One of the new forecasting techniques explored during the experiment was the use of neighborhood probabilities. Neighborhood probabilities search for the occurrence of an event (ex: QPF>1") within a defined radius (ex: 20 or 40 km), which helps account for some of the spatial errors in high-resolution model forecasts. During FFaIR, participants explored the utility of both the neighborhood probability of QPF>1" and the neighborhood probability of QPF exceeding flash flood guidance (QPF>FFG) and found that the neighborhood probabilities often provided a more realistic depiction of the threat areas than standard point probabilities.
FFaIR highlighted the strengths and limitations of the current state of flash flood forecasting as participants saw firsthand that meteorological confidence does not always equate to hydrologic confidence given the uncertainties in the hydrologic response. While models will not correctly predict every event every time, the experiment revealed that high resolution model guidance can provide valuable information about the potential for a flash flood event before precipitation develops on radar. Participants also found that QPF>FFG probabilities provided valuable forecast guidance despite the limitations of flash flood guidance.
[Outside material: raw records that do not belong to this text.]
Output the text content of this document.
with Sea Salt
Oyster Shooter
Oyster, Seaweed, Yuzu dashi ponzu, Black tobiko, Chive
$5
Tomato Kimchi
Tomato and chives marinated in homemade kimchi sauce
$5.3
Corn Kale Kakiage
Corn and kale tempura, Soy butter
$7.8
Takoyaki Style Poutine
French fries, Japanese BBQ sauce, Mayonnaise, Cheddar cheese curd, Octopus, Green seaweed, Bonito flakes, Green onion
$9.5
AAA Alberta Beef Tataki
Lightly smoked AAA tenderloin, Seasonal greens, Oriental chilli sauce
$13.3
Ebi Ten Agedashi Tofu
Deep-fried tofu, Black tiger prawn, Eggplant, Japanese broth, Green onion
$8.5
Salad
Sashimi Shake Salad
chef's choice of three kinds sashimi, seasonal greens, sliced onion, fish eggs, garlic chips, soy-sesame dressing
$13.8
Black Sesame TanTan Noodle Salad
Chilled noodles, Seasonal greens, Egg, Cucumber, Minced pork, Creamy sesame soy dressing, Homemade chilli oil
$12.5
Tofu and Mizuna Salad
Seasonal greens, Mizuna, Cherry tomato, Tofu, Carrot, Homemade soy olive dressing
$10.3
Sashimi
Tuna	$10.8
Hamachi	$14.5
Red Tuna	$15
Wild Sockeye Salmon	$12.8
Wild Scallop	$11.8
The 2013 Flash Flood and Intense Rainfall Experiment provided a unique opportunity to bring the operational forecasting, research, and model development communities together to explore the challenge of flash flood forecasting. The experiment provided valuable feedback about the utility of the experimental models and forecasting tools to WPC, NSSL, and ESRL, and HMT-WPC continues to work with both NSSL and ESRL to optimize this guidance for use in WPC operations. In addition, HMT-WPC is working with HMT-SEPS to further explore a flash flood event in western North Carolina that occurred at the end of the experiment period.